We wtorek o godzinie 23 w TVN24 i TVN24 GO rusza program "Czas decyzji. Ameryka wybiera". Wszystkie wydarzenia można będzie również śledzić w tvn24.pl.
We wtorkowym wydaniu "Kropki nad i" senator Koalicji Obywatelskiej Grzegorz Schetyna, były minister spraw zagranicznych i były marszałek Sejmu, odniósł się do wyborów prezydenckich w Stanach Zjednoczonych.
W tym kontekście był pytany, komu łatwiej rozmawiałoby się z Donaldem Trumpem, jeśli to on wróci do Białego Domu - Rafałowi Trzaskowskiemu czy Radosławowi Sikorskiemu. Obaj politycy Koalicji Obywatelskiej są wymieniani jako potencjalni kandydaci tej partii w przyszłorocznych wyborach prezydenckich w Polsce. - Każdemu z nich na pewno. Obaj mówią świetnie po angielsku i rozumieją politykę międzynarodową - mówił Schetyna. Jednocześnie podkreślał, że "nie można przesądzić, z kim będą rozmawiać".
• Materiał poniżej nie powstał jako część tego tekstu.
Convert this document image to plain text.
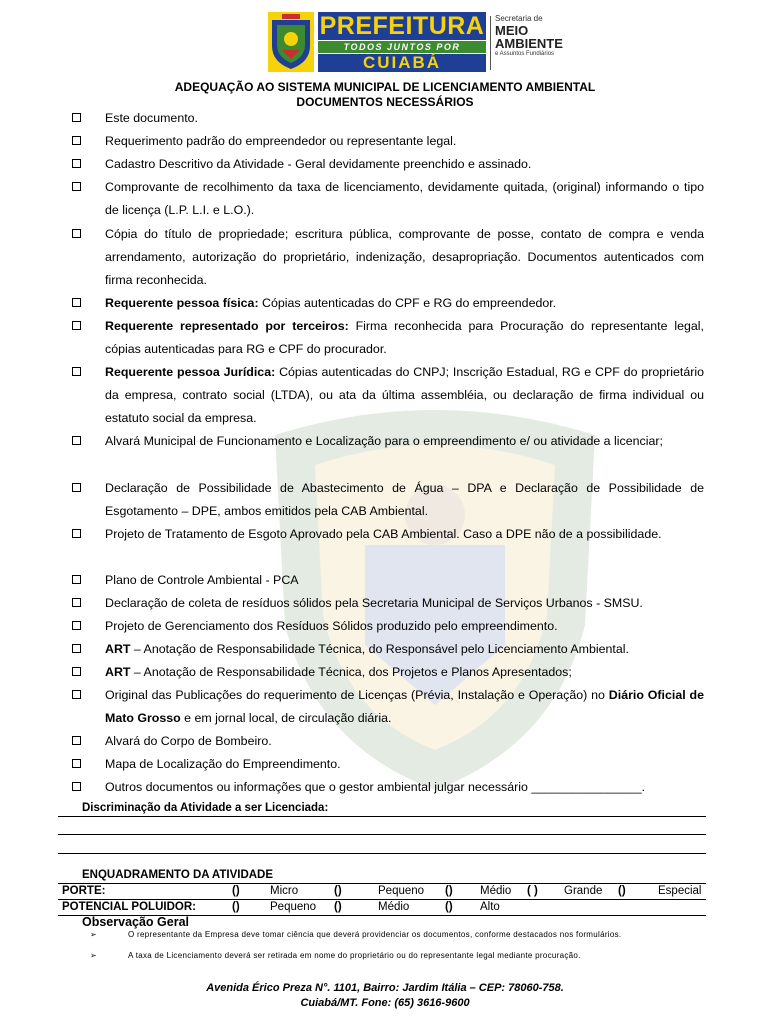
PREFEITURA
TODOS JUNTOS POR
CUIABÁ
Secretaria de
MEIO
AMBIENTE
e Assuntos Fundiários
ADEQUAÇÃO AO SISTEMA MUNICIPAL DE LICENCIAMENTO AMBIENTAL
DOCUMENTOS NECESSÁRIOS
Este documento.
Requerimento padrão do empreendedor ou representante legal.
Cadastro Descritivo da Atividade - Geral devidamente preenchido e assinado.
Comprovante de recolhimento da taxa de licenciamento, devidamente quitada, (original) informando o tipo de licença (L.P. L.I. e L.O.).
Cópia do título de propriedade; escritura pública, comprovante de posse, contato de compra e venda arrendamento, autorização do proprietário, indenização, desapropriação. Documentos autenticados com firma reconhecida.
Requerente pessoa física: Cópias autenticadas do CPF e RG do empreendedor.
Requerente representado por terceiros: Firma reconhecida para Procuração do representante legal, cópias autenticadas para RG e CPF do procurador.
Requerente pessoa Jurídica: Cópias autenticadas do CNPJ; Inscrição Estadual, RG e CPF do proprietário da empresa, contrato social (LTDA), ou ata da última assembléia, ou declaração de firma individual ou estatuto social da empresa.
Alvará Municipal de Funcionamento e Localização para o empreendimento e/ ou atividade a licenciar;
Declaração de Possibilidade de Abastecimento de Água – DPA e Declaração de Possibilidade de Esgotamento – DPE, ambos emitidos pela CAB Ambiental.
Projeto de Tratamento de Esgoto Aprovado pela CAB Ambiental. Caso a DPE não de a possibilidade.
Plano de Controle Ambiental - PCA
Declaração de coleta de resíduos sólidos pela Secretaria Municipal de Serviços Urbanos - SMSU.
Projeto de Gerenciamento dos Resíduos Sólidos produzido pelo empreendimento.
ART – Anotação de Responsabilidade Técnica, do Responsável pelo Licenciamento Ambiental.
ART – Anotação de Responsabilidade Técnica, dos Projetos e Planos Apresentados;
Original das Publicações do requerimento de Licenças (Prévia, Instalação e Operação) no Diário Oficial de Mato Grosso e em jornal local, de circulação diária.
Alvará do Corpo de Bombeiro.
Mapa de Localização do Empreendimento.
Outros documentos ou informações que o gestor ambiental julgar necessário ________________.
Discriminação da Atividade a ser Licenciada:
ENQUADRAMENTO DA ATIVIDADE
PORTE:	()	Micro	()	Pequeno () Médio ( ) Grande ()	Especial
POTENCIAL POLUIDOR:	()	Pequeno ()	Médio	() Alto
Observação Geral
➢	O representante da Empresa deve tomar ciência que deverá providenciar os documentos, conforme destacados nos formulários.
➢	A taxa de Licenciamento deverá ser retirada em nome do proprietário ou do representante legal mediante procuração.
Avenida Érico Preza N°. 1101, Bairro: Jardim Itália – CEP: 78060-758.
Cuiabá/MT. Fone: (65) 3616-9600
- Rozmowa każdego z nich, jeżeli byliby prezydentem RP, z prezydentem Stanów Zjednoczonych jest na poziomie podmiotowym i takim, który daje gwarancję wysłuchania polskiego głosu w Białym Domu. Już nie będzie nigdy tak, że polski prezydent będzie na stojąco podpisywał parafowane pismo przez prezydenta Stanów Zjednoczonych, który siedzi za biurkiem i podaje mu papier do podpisania - mówił Schetyna, nawiązując do wizyty prezydenta Andrzeja Dudy w Białym Domu i jego słynnego zdjęcia z Donaldem Trumpem w 2018 roku.
- Tak już nigdy nie będzie. Polska ma miejsce w polityce zagranicznej, w polityce światowej i to dzisiaj słychać. I uważam, że każdy prezydent Stanów Zjednoczonych, ktokolwiek by nim nie był, musi szanować Polskę i polską pozycję w Europie - dodał.
Schetyna: wybierzemy takiego, który będzie miał większe szanse na zwycięstwo
Dopytywany o to, kto będzie kandydatem KO w przyszłorocznych wyborach, Schetyna odparł, że "mamy równo miesiąc do podjęcia decyzji przez Koalicję Obywatelską". - Obaj są świetnymi kandydatami. Uważam, że bardzo ważne jest w tej kwestii mieć bardzo pogłębione badania, przede wszystkim jeśli chodzi o drugą turę: jak kandydat Koalicji Obywatelskiej mobilizować będzie elektorat wyborców PiS-u, jak mobilizować wyborców Koalicji Obywatelskiej i jak tych, którzy się nie angażują w politykę - zaznaczył senator KO.
- Obaj mają wszystkie papiery. Obu ich znam i obu ich przyjmowałem do Platformy Obywatelskiej. Niestety dwóch nie może być. Najbardziej bym chciał, by wybierać między jednym a drugim - mówił gość TVN24.
- Wybierzemy takiego, który będzie miał większe szanse na zwycięstwo - zapewnił były szef MSZ.